Hans Zimmer e o coletivo Magnificent Six criaram para O Espetacular Homem-Aranha 2 uma trilha que foi amplamente discutida como experimento sonoro incomum para um blockbuster de super-herói, com as músicas de Electro usando sons eletrônicos e vocais que criavam um design sonoro próximo de música eletrônica experimental. Essa ambição musical, que funcionou bem nas sequências específicas do personagem, foi mais um elemento do filme que a crítica reconheceu como mais interessante do que a avaliação geral do produto sugeria.
A franquia The Amazing nunca recebeu crédito suficiente pela especificidade emocional que Garfield trouxe ao personagem, com um nerd de laboratório simultaneamente engraçado, vulnerável e genuinamente empenhado em proteger as pessoas que ama. A cena do guarda-chuva, onde Peter e Gwen conversam sobre o futuro do relacionamento com a qualidade de um filme de romance independente, confirma que o que havia de melhor na franquia estava na relação entre os protagonistas, e é o tipo de momento que a crítica reconheceu como superior à avaliação geral do produto.

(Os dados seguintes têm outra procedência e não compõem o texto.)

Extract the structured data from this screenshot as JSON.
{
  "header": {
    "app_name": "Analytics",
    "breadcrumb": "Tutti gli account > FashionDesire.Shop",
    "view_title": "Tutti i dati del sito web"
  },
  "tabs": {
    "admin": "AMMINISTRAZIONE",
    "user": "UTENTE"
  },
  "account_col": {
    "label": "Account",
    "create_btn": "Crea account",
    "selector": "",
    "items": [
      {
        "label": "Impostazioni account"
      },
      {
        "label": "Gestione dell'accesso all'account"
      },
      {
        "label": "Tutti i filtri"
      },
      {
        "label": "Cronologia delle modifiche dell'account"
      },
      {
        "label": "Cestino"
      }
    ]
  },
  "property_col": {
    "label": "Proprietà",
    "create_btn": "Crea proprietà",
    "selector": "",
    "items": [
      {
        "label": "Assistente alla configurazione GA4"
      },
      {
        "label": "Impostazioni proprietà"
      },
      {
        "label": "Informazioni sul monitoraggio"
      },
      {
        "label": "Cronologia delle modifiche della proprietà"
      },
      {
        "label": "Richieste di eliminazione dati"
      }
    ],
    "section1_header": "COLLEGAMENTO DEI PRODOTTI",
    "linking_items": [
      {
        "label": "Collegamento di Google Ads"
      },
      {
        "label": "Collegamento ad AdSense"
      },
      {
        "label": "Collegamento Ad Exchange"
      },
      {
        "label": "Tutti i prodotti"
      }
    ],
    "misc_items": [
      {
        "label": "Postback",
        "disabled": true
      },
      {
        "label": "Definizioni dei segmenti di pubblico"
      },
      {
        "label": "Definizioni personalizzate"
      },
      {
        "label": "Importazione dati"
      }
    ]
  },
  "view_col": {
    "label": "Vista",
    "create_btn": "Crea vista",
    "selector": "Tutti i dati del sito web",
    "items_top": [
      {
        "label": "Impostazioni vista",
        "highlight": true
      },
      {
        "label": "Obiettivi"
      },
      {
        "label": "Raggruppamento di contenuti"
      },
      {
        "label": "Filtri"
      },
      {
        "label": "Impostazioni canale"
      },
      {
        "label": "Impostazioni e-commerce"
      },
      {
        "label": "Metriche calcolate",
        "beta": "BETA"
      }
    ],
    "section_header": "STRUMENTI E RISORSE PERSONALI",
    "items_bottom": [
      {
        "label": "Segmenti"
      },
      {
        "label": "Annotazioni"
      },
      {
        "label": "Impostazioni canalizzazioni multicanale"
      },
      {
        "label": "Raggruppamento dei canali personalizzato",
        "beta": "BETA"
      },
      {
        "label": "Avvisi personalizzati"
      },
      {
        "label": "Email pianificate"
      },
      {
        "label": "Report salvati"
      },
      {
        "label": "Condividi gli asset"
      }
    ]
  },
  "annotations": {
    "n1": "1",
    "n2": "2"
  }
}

O segundo filme permanece um objeto contraditório, com sequências de excelência genuína convivendo com problemas de estrutura que nenhuma montagem alternativa resolveria. Essa mistura de acertos e falhas dentro do mesmo produto é o que torna a franquia mais interessante para análise do que produções uniformemente competentes, porque expõe com clareza incomum as tensões entre visão criativa e planejamento comercial que moldam o cinema de grande orçamento. O retorno de Garfield em Sem Volta para Casa, com a cena em que ele finalmente salva a garota que seu Peter não conseguiu salvar, criou uma resolução retroativa que a franquia original não havia conseguido oferecer por conta própria. Vista com a perspectiva que o tempo permite, a franquia revela qualidades que a recepção apressada de 2014 simplesmente não conseguiu enxergar naquele momento.